Synthetic system design method for off-axis stabilized zoom systems with a high zoom ratio

Stabilized zoom systems possess the advantages such as the simplified system layout, improved system stability, enhanced imaging performance, and a high zoom speed. The complex system design to achieve high performances requires calculations or investigations of the initial system for optimization and improvements, and thus, specific design techniques are pursued. In this study, we propose an automatic optical design scheme of synthetic characteristics for the off-axis stabilized zoom systems, which using focal length variable (FLV) opto-electronic elements and with a high zoom ratio.
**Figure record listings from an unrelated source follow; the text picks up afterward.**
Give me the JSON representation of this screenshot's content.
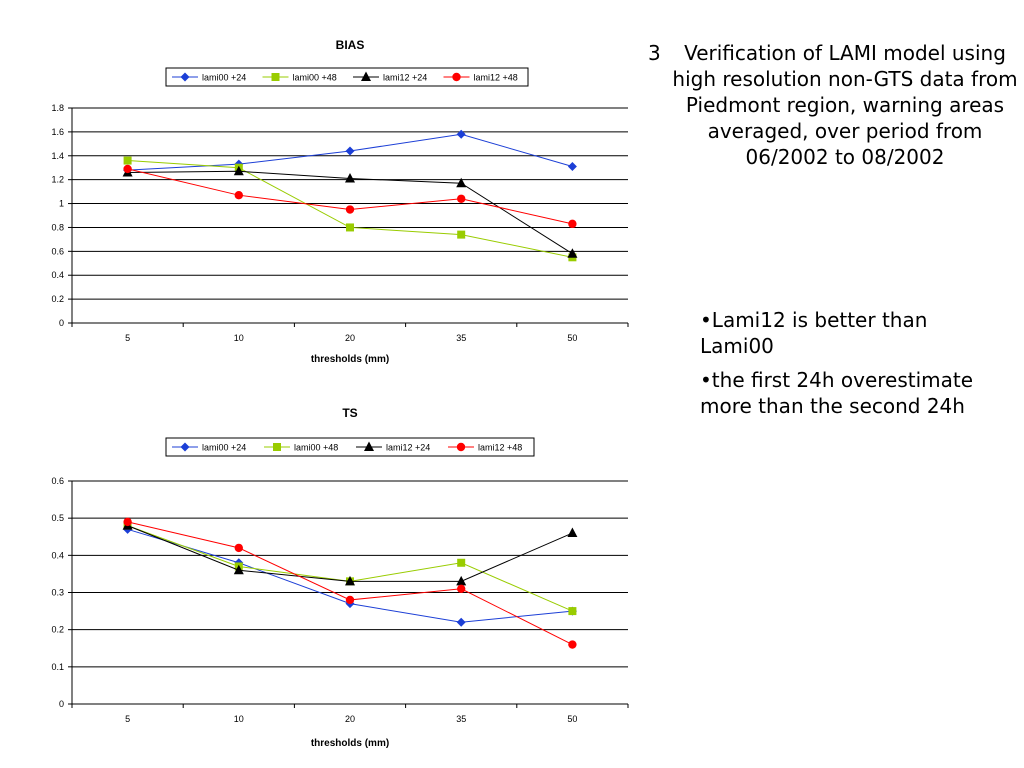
{
  "slide": {
    "heading_number": "3",
    "heading_text": "Verification of LAMI model using high resolution non-GTS data from Piedmont region, warning areas averaged, over period from 06/2002 to 08/2002",
    "bullets": [
      "•Lami12 is better than Lami00",
      "•the first 24h overestimate more than the second 24h"
    ]
  },
  "colors": {
    "lami00_24": "#1c3fd6",
    "lami00_48": "#99cc00",
    "lami12_24": "#000000",
    "lami12_48": "#ff0000"
  },
  "chart_data": [
    {
      "type": "line",
      "title": "BIAS",
      "xlabel": "thresholds (mm)",
      "ylabel": "",
      "categories": [
        "5",
        "10",
        "20",
        "35",
        "50"
      ],
      "ylim": [
        0,
        1.8
      ],
      "yticks": [
        "0",
        "0.2",
        "0.4",
        "0.6",
        "0.8",
        "1",
        "1.2",
        "1.4",
        "1.6",
        "1.8"
      ],
      "grid": true,
      "legend": "top",
      "series": [
        {
          "name": "lami00 +24",
          "marker": "diamond",
          "values": [
            1.28,
            1.33,
            1.44,
            1.58,
            1.31
          ]
        },
        {
          "name": "lami00 +48",
          "marker": "square",
          "values": [
            1.36,
            1.3,
            0.8,
            0.74,
            0.55
          ]
        },
        {
          "name": "lami12 +24",
          "marker": "triangle",
          "values": [
            1.26,
            1.27,
            1.21,
            1.17,
            0.58
          ]
        },
        {
          "name": "lami12 +48",
          "marker": "circle",
          "values": [
            1.29,
            1.07,
            0.95,
            1.04,
            0.83
          ]
        }
      ]
    },
    {
      "type": "line",
      "title": "TS",
      "xlabel": "thresholds (mm)",
      "ylabel": "",
      "categories": [
        "5",
        "10",
        "20",
        "35",
        "50"
      ],
      "ylim": [
        0,
        0.6
      ],
      "yticks": [
        "0",
        "0.1",
        "0.2",
        "0.3",
        "0.4",
        "0.5",
        "0.6"
      ],
      "grid": true,
      "legend": "top",
      "series": [
        {
          "name": "lami00 +24",
          "marker": "diamond",
          "values": [
            0.47,
            0.38,
            0.27,
            0.22,
            0.25
          ]
        },
        {
          "name": "lami00 +48",
          "marker": "square",
          "values": [
            0.48,
            0.37,
            0.33,
            0.38,
            0.25
          ]
        },
        {
          "name": "lami12 +24",
          "marker": "triangle",
          "values": [
            0.48,
            0.36,
            0.33,
            0.33,
            0.46
          ]
        },
        {
          "name": "lami12 +48",
          "marker": "circle",
          "values": [
            0.49,
            0.42,
            0.28,
            0.31,
            0.16
          ]
        }
      ]
    }
  ]
}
The study aims at evaluating and synthetically achieving the zooming properties and the image quality balance of entire focus imaging. The multi-element stabilized zoom systems are characterized using the Gaussian brackets expressions and their optimal solution ranges for high zoom ratios are deduced to achieve non-defocusing imaging in specific stroke ranges of FLV elements. Then considering the analytical characterization of the off-axis-induced primary aberrations at multi-conjugate positions, we use a conic surface to deduce the basic expression of the nodal aberration. Thereby the nonlinear global merit function is established with a semi-empirical mathematical model based on nodal aberration theory and nonlinear zoom equation for maintaining the stability of focal length and image plane drift. And the theory of Pareto Optimality is employed in the process of verifying the superiority of the solutions. Finally, a series of solutions for a high zoom ratio and aberration compensation are implemented and the optimal configurations with conical surfaces for an off-axis stabilized zoom system are obtained. (C) 2021 Optical Society of America under the terms of the OSA Open Access Publishing Agreement

Automated summary

The study proposes an automatic optical design scheme for off-axis stabilized zoom systems, optimizing non-defocusing imaging. A global merit function is established based on nodal aberration theory and nonlinear zoom equation, with solutions verified using Pareto Optimality theory.